The charity claims that sex robots could ‘fuel demand for sex with people’, and even lead traffickers to exploit more vulnerable individuals to meet this demand
The ‘Responsible Robotics’ report released last week contained grim predictions about the ‘dark side’ of sex robots.
In light of the report, The Salvation Army, a Christian church and charity, released a statement on the possible impact of sexbots.
Kathryn Taylor, who works in The Salvation Army’s Anti Trafficking and Modern Slavery Unit, said: ‘The Salvation Army’s work with victims of sexual exploitation and modern slavery means we hear and see the impact on people first hand of the dreadful realities of sexual exploitation.
‘The Salvation Army is concerned that by offering another option for purchasing sex though “a sexbot” (sex robot) it could fuel demand for sex with people and lead to traffickers exploiting more vulnerable individuals to meet this demand.’
This could encourage the objectification of women and children and a lack of respect for fellow human beings, according to the charity.
While previous studies have argued that sexbots could reduce the demand for women and children in prostitution, The Salvation Army argues that the reverse is true.
The charity claims that sexbots won’t fulfil the need for human interaction and for rewarding, loving relationships.

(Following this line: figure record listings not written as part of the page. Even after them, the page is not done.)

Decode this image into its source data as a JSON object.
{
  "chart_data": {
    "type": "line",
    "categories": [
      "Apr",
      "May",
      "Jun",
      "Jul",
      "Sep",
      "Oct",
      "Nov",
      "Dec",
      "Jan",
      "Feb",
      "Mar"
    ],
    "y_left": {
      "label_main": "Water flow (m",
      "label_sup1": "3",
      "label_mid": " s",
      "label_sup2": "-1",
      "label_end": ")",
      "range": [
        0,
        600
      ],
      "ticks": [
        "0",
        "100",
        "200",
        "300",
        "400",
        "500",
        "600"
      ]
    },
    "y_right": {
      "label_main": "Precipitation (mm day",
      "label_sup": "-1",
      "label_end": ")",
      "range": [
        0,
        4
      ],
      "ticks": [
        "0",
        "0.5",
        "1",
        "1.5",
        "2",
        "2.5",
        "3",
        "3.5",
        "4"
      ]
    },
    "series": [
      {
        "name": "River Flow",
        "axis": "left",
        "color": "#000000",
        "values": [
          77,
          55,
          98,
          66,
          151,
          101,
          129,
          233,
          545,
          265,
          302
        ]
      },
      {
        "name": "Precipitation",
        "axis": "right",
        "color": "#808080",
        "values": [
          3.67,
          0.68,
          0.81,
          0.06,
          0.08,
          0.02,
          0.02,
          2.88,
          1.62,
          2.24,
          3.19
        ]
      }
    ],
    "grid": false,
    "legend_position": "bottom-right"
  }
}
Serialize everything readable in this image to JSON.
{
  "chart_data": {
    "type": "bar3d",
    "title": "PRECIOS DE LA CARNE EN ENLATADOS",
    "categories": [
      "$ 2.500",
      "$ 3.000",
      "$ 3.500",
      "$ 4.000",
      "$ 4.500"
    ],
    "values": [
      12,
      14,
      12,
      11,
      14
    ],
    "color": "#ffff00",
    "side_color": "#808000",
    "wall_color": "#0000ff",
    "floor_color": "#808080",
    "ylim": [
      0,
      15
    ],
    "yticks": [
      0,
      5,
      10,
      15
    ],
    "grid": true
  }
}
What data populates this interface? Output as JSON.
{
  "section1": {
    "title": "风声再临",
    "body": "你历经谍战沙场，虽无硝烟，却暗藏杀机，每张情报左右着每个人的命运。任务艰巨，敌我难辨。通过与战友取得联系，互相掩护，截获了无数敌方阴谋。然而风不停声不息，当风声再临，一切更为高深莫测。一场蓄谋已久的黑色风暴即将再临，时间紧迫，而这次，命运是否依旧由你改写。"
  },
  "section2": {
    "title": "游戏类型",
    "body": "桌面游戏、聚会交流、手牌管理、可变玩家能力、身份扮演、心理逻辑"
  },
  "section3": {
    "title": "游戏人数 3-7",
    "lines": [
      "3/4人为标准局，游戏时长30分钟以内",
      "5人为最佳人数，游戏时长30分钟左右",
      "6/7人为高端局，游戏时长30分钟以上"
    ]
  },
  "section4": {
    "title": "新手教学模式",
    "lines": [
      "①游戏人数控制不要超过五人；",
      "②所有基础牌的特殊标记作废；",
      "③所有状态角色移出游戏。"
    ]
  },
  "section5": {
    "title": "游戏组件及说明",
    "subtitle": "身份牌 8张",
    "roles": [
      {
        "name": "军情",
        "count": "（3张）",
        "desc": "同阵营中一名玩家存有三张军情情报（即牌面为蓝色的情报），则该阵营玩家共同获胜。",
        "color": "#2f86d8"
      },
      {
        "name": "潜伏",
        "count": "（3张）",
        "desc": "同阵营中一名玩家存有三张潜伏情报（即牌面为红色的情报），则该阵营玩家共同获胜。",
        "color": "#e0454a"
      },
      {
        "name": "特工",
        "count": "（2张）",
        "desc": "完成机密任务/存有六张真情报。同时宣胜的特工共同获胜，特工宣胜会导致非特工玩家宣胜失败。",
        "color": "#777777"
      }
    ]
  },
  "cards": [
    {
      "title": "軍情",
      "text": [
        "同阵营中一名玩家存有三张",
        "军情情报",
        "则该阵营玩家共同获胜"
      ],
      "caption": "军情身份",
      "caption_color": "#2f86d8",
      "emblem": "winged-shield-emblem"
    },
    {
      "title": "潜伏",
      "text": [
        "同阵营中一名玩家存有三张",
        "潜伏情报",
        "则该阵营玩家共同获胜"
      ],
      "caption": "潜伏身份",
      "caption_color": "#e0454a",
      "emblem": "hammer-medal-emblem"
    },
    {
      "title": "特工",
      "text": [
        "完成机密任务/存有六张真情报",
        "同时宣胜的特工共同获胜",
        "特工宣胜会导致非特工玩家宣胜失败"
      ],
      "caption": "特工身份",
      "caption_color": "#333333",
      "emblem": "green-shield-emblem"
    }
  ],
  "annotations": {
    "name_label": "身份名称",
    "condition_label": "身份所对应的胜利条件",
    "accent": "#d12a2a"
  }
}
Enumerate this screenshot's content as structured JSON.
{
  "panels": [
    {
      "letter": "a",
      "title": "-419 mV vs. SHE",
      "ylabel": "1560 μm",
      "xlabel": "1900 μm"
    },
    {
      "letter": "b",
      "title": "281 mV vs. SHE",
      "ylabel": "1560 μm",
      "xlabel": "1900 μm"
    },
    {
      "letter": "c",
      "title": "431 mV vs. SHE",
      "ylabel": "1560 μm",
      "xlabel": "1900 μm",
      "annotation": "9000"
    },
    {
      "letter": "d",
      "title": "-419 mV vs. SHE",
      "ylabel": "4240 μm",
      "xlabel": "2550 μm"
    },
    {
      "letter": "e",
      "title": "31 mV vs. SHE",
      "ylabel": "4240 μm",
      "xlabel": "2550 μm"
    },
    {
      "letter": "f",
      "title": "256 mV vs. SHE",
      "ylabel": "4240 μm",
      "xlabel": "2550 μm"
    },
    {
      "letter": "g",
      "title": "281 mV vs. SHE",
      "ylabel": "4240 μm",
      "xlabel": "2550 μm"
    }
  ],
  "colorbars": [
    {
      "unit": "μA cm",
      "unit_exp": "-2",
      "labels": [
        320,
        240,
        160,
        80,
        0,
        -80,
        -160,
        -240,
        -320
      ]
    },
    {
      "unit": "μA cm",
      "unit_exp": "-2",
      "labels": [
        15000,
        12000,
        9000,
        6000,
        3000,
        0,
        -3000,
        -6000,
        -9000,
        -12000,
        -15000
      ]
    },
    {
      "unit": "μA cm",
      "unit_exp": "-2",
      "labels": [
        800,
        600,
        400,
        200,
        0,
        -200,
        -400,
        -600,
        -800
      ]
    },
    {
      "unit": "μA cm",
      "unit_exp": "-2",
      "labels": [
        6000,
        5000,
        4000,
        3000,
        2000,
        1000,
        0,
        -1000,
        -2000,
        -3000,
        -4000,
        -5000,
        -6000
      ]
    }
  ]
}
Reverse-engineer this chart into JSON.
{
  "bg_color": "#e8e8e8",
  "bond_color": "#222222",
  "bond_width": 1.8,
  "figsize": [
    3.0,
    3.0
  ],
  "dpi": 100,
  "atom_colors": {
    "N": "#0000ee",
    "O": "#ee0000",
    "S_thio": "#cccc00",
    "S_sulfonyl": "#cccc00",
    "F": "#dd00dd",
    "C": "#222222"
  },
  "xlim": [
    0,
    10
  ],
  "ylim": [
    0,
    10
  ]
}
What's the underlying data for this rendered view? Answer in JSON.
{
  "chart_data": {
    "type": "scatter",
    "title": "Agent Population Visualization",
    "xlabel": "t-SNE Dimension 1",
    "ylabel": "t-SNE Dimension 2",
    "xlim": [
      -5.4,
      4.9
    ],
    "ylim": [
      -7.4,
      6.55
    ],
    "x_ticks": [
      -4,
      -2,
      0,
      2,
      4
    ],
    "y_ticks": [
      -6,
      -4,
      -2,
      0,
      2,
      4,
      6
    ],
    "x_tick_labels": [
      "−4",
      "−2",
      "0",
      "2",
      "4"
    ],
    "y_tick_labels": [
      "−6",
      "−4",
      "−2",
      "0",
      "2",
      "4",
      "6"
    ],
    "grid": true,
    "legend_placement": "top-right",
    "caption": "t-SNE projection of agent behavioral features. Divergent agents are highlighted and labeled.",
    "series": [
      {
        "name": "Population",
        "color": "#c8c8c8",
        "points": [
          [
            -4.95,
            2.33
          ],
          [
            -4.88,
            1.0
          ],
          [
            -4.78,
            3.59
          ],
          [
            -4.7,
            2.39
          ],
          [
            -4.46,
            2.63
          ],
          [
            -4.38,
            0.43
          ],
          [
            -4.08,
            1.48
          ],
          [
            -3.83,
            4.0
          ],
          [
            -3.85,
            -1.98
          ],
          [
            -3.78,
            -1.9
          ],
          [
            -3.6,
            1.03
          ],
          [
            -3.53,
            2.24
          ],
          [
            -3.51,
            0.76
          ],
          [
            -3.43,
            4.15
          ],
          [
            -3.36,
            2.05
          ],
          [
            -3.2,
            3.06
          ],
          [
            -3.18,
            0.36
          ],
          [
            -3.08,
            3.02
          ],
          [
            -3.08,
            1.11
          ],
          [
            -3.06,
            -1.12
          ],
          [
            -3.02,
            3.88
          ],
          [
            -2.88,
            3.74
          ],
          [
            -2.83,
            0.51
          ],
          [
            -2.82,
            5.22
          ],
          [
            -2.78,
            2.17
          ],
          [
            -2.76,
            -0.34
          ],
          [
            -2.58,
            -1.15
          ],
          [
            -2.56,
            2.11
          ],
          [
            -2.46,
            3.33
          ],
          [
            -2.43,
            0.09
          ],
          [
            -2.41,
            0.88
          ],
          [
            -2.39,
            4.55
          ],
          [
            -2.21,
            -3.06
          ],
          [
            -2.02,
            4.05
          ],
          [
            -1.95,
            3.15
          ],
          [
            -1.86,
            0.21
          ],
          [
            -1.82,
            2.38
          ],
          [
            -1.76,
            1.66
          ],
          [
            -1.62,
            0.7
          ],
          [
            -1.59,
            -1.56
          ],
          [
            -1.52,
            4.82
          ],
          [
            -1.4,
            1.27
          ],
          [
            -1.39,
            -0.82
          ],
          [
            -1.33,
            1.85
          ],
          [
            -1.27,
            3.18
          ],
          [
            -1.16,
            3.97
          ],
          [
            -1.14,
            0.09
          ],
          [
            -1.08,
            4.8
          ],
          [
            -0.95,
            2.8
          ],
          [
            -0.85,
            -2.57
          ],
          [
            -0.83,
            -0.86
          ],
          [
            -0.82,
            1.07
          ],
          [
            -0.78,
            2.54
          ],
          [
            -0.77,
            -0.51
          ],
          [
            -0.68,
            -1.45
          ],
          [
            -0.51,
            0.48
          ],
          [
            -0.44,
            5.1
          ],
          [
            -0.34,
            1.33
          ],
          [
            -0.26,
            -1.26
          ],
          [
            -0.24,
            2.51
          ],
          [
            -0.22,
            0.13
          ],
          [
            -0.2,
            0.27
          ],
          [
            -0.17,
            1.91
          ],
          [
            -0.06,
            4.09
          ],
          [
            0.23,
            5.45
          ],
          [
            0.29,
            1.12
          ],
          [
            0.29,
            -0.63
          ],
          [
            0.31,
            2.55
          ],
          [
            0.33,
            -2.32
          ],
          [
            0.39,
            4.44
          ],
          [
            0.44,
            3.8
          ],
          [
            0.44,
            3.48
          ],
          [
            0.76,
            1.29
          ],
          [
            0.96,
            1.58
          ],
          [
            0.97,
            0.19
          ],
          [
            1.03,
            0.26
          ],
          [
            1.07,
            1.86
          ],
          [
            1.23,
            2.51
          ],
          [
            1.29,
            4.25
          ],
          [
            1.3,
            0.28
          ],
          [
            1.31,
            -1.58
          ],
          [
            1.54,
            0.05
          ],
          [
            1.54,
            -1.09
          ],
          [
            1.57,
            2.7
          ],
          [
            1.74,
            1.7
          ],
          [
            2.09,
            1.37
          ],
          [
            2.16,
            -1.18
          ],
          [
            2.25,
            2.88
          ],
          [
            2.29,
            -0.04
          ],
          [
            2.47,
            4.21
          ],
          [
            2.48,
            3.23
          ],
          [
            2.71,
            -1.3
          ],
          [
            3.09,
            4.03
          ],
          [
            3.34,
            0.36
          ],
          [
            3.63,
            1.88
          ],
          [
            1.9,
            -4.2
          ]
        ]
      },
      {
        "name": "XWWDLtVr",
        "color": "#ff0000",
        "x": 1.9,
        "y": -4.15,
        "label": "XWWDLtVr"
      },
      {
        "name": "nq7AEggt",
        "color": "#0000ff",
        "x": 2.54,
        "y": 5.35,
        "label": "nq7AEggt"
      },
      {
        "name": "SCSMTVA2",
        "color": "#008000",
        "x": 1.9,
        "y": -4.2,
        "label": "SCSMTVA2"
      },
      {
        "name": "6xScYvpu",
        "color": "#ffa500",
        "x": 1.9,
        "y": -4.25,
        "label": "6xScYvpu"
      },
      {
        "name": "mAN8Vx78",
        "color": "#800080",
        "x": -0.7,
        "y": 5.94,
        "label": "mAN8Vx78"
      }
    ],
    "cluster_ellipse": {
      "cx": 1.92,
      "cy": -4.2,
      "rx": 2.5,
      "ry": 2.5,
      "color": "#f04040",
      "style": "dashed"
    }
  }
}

And it indicates that sexbots could normalise a distorted power dynamic which devalues the other person involved when transferred to human interactions
The charity claims that the more sex is viewed as a commodity, the more likely it is that people will look to purchase other people for sex.
Mrs Taylor said: ‘As a Christian church and a charity, The Salvation Army wants to promote the humanity of every individual, including those people who might choose to be consumers of this technology.
‘Its introduction brings the potential to devalue and dehumanise both the consumer and the consumed.
‘The Salvation Army therefore believes that this technology is more likely to have a detrimental effect on both existing and potential victims of modern slavery.
‘We will continue to fight to bring an end to this dreadful exploitation whilst working to help those striving to regain their self-worth and faith in humanity having suffered at the hands of traffickers who trade in people.’